I'm running All The Right Type 3 Server on (sigh) an OS X 10.3 (Panther) box [because it doesn't start itself automatically on something newer and our software procurement person really doesn't want to get updated software.] The client software is working fine the student's machines, under OS X 10.5 (Leopard).

Now then, I occassionally get a call that this server is down [and the machine itself is still up!], and I'd really prefer to know before someone has to pick up the phone. The process appears to be called "atrtserv.osx". While it does use the network, I would be surprized if the documentation for it spoke of how to send a message to see if the service is up, so something gross-grained, like check every five minutes that the process exists.

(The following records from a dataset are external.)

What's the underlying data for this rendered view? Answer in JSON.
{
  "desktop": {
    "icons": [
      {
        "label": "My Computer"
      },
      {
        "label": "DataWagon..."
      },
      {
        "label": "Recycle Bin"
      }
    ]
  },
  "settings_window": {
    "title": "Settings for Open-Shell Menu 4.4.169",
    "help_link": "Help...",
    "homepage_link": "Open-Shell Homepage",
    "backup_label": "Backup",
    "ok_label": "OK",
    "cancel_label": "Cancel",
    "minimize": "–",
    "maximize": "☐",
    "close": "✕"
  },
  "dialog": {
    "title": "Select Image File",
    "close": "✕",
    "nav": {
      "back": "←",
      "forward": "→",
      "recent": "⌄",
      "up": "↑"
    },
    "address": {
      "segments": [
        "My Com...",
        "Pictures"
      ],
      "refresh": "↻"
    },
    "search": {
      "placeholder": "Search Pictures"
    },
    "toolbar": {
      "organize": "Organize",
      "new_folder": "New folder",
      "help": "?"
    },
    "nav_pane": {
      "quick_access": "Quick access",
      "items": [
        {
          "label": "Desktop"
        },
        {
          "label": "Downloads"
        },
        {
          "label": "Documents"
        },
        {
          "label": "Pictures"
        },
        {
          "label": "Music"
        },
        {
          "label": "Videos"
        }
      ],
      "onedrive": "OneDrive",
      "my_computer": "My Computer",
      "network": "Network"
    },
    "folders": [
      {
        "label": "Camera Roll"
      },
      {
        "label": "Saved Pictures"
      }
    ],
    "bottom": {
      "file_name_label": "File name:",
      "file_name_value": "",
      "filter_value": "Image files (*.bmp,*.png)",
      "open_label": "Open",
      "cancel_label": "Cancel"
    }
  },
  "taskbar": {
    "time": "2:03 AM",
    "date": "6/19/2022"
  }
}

Is there a simple way to monitor one service, esp. on the Mac?


Solution 1:

I don't guarantee that this code works right (most especially the line that starts with "RUNNING=", but substitute some test of your own that can return a string if it's running and no string when it isn't.

#!/bin/bash  

while true ; do 
RUNNING=`ps aux | grep atrtserv | grep -v grep`
if [ -n "$RUNNING" ] ; then
    echo "atrtserv.osx is broken" | mail -s "atrtserv down" [email protected]
    sleep 300
else 
    sleep 300
    fi
done

Edit Use the pgrep above instead of my hack

Solution 2:

Well, the real simple way probably looks like:

pgrep atrtserv.osx >/dev/null || (
    date |
    mail -s 'atrtserv.osx down on yourmachine.foo' [email protected]
)

in a cron job running at the interval of your choice.